Do you think we should get OVER racism finally, and what are your ideas on HOW to accomplish this?I personally think that its 2009, we should be waay over race.And how to do this? I seriously dont know any solution except educating people. OR: Interracial marriage, if everyone does it, racism will be gone in 1 generation. No one should get dumped on because their skincolor.

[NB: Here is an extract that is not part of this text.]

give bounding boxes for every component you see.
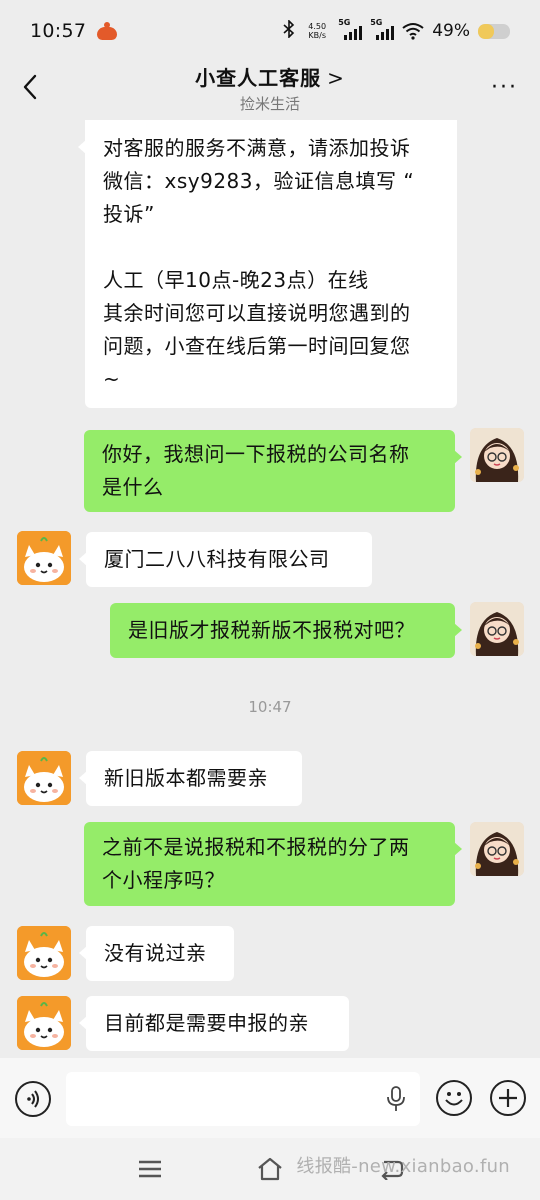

Wow...good for you for the change of heart! My best friend of 30 years now is black and she is like a blood sister to me. I would not ever let anyone speak badly of her and she also would be the same way if the situation were reversed. Unfortunately there is always going to be racism of some sort, always going to be prejudice over different issues...people will always agree to disagree and if that was all that happened because of this that would be good but things do get out of control when it comes to someone's race and it saddens me. Just the fact that you have changed your opinion means a lot. If just one person every day for 365 days out of a year changed their racist attitude, that would be 365 people who finally learned to get along with others. Imagine how that number would burst as the years went by? Just one person every day for 365 days for 10 years...WOW we would truly be on a roll then.

Good luck in Compton and congrats for seeing the light!!